Concomitantemente, as raízes ibéricas se revelam com grande
força estética no cinema de Carlos Saura (Huesca, Aragon, 1932), um
cânone do cinema espanhol, que se caracteriza pela narrativa alegórica
buscando traduzir esteticamente as tensões dos
quase 40 anos de ditadura do General Franco (1939-1975), como se
mostram em Ana e os lobos (1973), Cria Cuervos (1976) e Mamãe faz cem
anos (1979).
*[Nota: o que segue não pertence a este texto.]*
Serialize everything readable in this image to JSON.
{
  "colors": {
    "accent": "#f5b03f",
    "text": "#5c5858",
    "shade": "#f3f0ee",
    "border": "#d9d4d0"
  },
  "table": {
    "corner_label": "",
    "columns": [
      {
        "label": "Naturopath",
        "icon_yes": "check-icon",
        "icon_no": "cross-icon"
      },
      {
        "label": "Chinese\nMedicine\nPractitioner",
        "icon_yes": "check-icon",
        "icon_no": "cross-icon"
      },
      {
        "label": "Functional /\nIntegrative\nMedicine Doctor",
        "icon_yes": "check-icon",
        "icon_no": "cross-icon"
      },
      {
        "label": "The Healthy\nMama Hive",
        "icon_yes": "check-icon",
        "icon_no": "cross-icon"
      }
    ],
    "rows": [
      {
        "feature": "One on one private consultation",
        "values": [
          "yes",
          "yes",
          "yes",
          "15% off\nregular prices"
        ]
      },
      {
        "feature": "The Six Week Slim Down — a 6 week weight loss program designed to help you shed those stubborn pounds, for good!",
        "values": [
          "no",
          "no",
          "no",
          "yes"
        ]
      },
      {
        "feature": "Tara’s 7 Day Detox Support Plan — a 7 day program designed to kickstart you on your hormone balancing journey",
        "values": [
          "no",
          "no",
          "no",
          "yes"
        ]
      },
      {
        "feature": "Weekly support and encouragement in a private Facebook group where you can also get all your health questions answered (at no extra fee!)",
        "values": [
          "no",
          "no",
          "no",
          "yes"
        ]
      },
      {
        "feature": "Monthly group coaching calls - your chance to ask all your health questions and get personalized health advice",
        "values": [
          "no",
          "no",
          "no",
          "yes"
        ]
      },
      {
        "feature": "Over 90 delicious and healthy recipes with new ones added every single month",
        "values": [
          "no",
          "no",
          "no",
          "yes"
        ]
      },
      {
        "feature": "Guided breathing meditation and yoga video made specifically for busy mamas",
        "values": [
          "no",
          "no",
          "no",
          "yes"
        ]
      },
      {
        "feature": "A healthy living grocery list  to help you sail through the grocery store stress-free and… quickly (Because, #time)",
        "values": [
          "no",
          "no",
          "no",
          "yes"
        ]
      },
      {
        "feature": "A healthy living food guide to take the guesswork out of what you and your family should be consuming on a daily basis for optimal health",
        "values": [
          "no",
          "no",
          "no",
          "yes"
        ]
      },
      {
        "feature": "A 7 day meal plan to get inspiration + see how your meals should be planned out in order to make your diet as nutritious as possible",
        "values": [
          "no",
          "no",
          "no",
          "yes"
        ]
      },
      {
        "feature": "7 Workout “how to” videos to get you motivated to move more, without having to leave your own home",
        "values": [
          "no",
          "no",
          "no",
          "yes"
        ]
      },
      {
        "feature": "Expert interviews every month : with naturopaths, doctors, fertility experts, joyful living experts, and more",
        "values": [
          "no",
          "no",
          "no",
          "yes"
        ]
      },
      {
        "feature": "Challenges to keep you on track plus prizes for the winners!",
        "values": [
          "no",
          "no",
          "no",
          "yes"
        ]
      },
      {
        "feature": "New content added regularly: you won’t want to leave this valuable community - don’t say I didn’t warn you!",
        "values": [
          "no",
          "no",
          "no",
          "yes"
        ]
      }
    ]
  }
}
A trilogia,estruturada com base num regime simbólico que
denuncia os poderes opressivos dos militares fascistas, da família
burguesa e da igreja católica, demarcou um prisma específico no cinema
de Carlos Saura, fortemente marcado pelo caráter contraideológico, e
neste sentido,relembramos ainda Olhos vendados (1978), um registro
contra o autoritarismo, repressão política, tortura e violência durante os
ditos “anos de chumbo”. Contudo, o enraizamento de Carlos Saura não se
restringe às formas da resistência política que marcaram a sua produção
nos anos 70. A magnitude de sua expressão estética se desvela nos
processos intertextuais e intersemióticos, que ele promove no
encadeamento com a música, o teatro e, sobretudo, com a dança,
conforme atestam as películas Bodas de Sangue (1981), Carmen (1983),
Amor Bruxo (1986), Sevillanas (1992), Flamenco (1995) e Tango (1998).(
PAIVA, 2006, p.4)
No filme A prima Angélica de 1973, Saura faz menção à parte da sua
infância repressora, quando necessitou deixar Barcelona para viver em Huesca, na
província de Aragão, sua terra Natal, ao lado de tias e da avó materna. A educação
catalã que recebeu se perdeu naquele ambiente opressor, rígido e extremamente
religioso. Como afirmou o cineasta, sentiu-se exilado em seu próprio país. Em Cría
cuervos, que será analisado mais adiante , a infância também é representada como
um período doloroso e confuso.
Al igual que muchas otras de sus películas, La prima Angélica se
inspira en el fondo en la experiencia personal de Saura. Durante la guerra
civil, su madre le envió a vivir con su abuela y sus tias a Huesca. Él mismo
describió así el desconcierto que sentió al dejar la Cataluña republicana por
el lúgubre hogar familiar. (HOPEWELL, 1989, p.69)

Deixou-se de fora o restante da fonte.